Proctography and scintigraphy:
Proctography and scintigraphy are done to confirm pelvic floor dysfunction. In proctography if rectoanal angle does not straighten by at least 15° during defecation is confirmatory to pelvic floor dysfunction. Scintigraphy is done by testing expulsion of artificial stool of a particular quantity and the amount of “artificial stool” emptied indicates if there is any pelvic floor dysfunction.
The most common cause of outlet obstruction is failure of the puborectalis muscle to relax during defecation, which can be identified by proctography.
Electromyography:
Electromyography is more useful in evaluation of patients with incontinence than of those with obstructed defecation. Electromyography can help in evaluating constipation due to spinal cord injuries, obstetric injury, and neurologic diseases such as Parkinson's disease, multiple sclerosis, and diabetic neuropathy. Injury or from stretching of the pudendal nerve by chronic, long-standing straining can be demonstrated by electromyography.
MRI in constipation:
MRI is comparatively new in diagnosis of constipation and it is an alternative to other methods to determine abnormalities, and provides more information about the structure and function of the pelvic floor, distal colorectum, and anal sphincters than other methods of investigation.
Treatment of constipation:
Ideally appropriate treatment can be done after defining the cause of constipation. But only approximately 60% of patients with severe constipation are found to have a physiologic disorder, and out of these, half have colonic transit delay and half have evacuation problem. If a cause is found in constipation, the cause should be treated. Constipation due to slow transit in GIT needs vigourous (medical or surgical) treatment. Constipation due to anismus or pelvic floor dysfunction can be treated with biofeedback management appropriately.
Slow-transit constipation patients are treated with bulk laxative, osmotic laxative, secretory, and stimulant laxatives (such as fiber, psyllium, milk of magnesia, lactulose etc.), polyethylene glycol (colonic lavage solution), lubiprostone, prokinetic drugs and bisacodyl. Patients with constipation-predominant IBS or severe constipation cen get benefited with motility and secretion enhancing treatment.

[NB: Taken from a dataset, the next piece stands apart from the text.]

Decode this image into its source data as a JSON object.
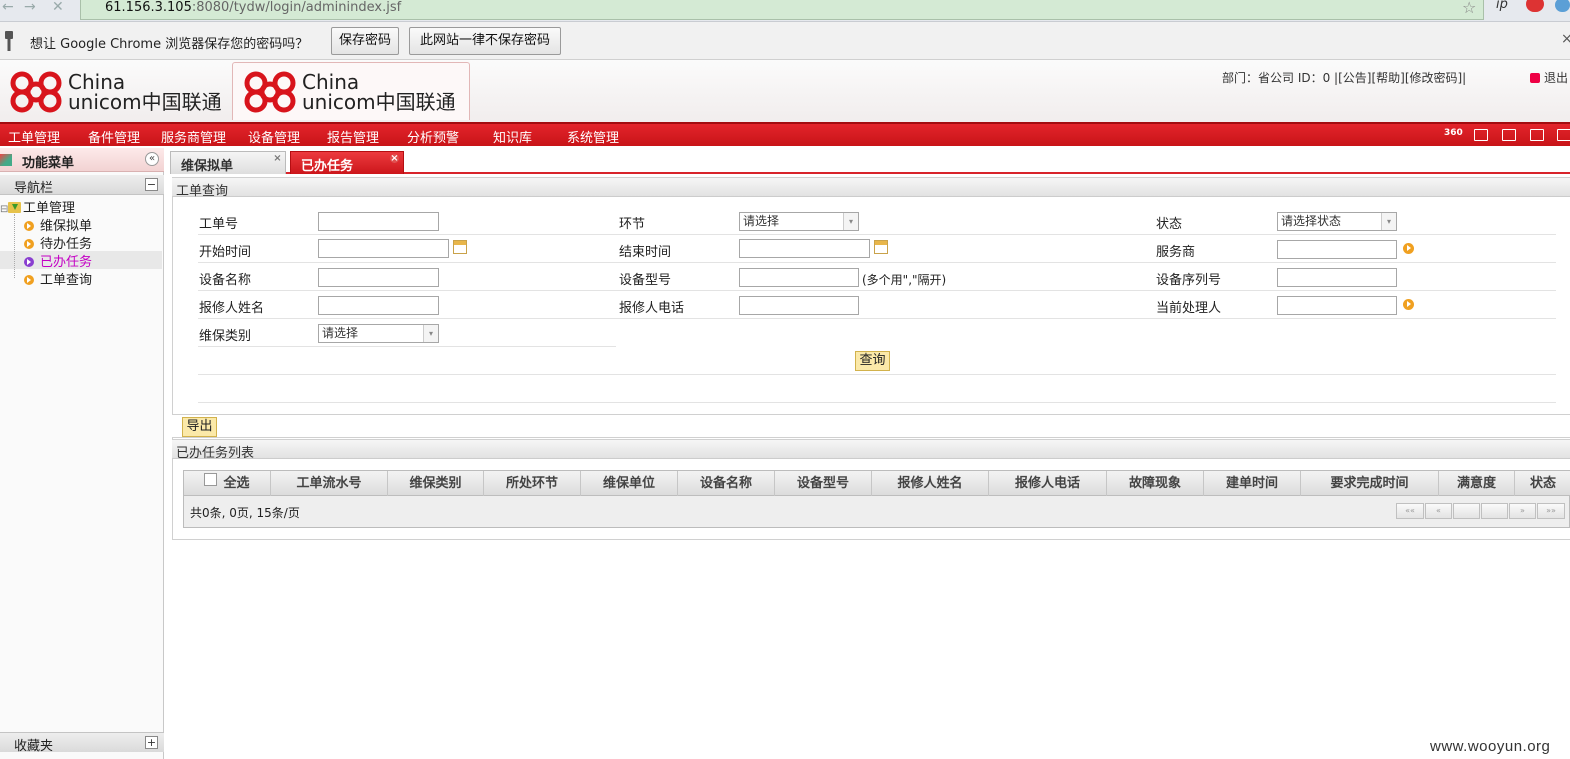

Surgery is indicated if a 3-6 month trial of medical therapy fails and patients continue to have documented slow-transit constipation which is not due to obstructed defecation. These patients can be candidate for laparoscopic colectomy (resection of a part of colon) with ileorectostomy (anastomosis of ileum and rectum), although, surgery should not be done if there is evidence of an evacuation disorder or there is a generalized GI motility disorder. Surgery is required in there is megacolon and/or megarectum. The complications of surgery are small-bowel obstruction (occurs in approximately 11% patients undergoing surgery) and fecal soiling, especially at night during the first postoperative year. Frequency of defecation is 3–8 per day during the first postoperative year, which comes down to 1–3 per day from the second postoperative year.
If a patient has constipation due to evacuation problem and transit/motility problem, he/she should be treated with pelvic floor retraining (biofeedback and muscle relaxation), dietetic advice and psychological counseling first. Surgery (colectomy and ileorectosomy) should be considered if colon transit time is still slow and symptoms still persists despite biofeedback and aggressive medical therapy.
In case of constipation due only to pelvic floor dysfunction, biofeedback training can be successful in 70–80%cases. The success of biofeedback training is measured by development of comfortable stool habits. Management of constipation due to pelvic floor dysfunction with surgery does not give satisfactory results and now mostly abandoned.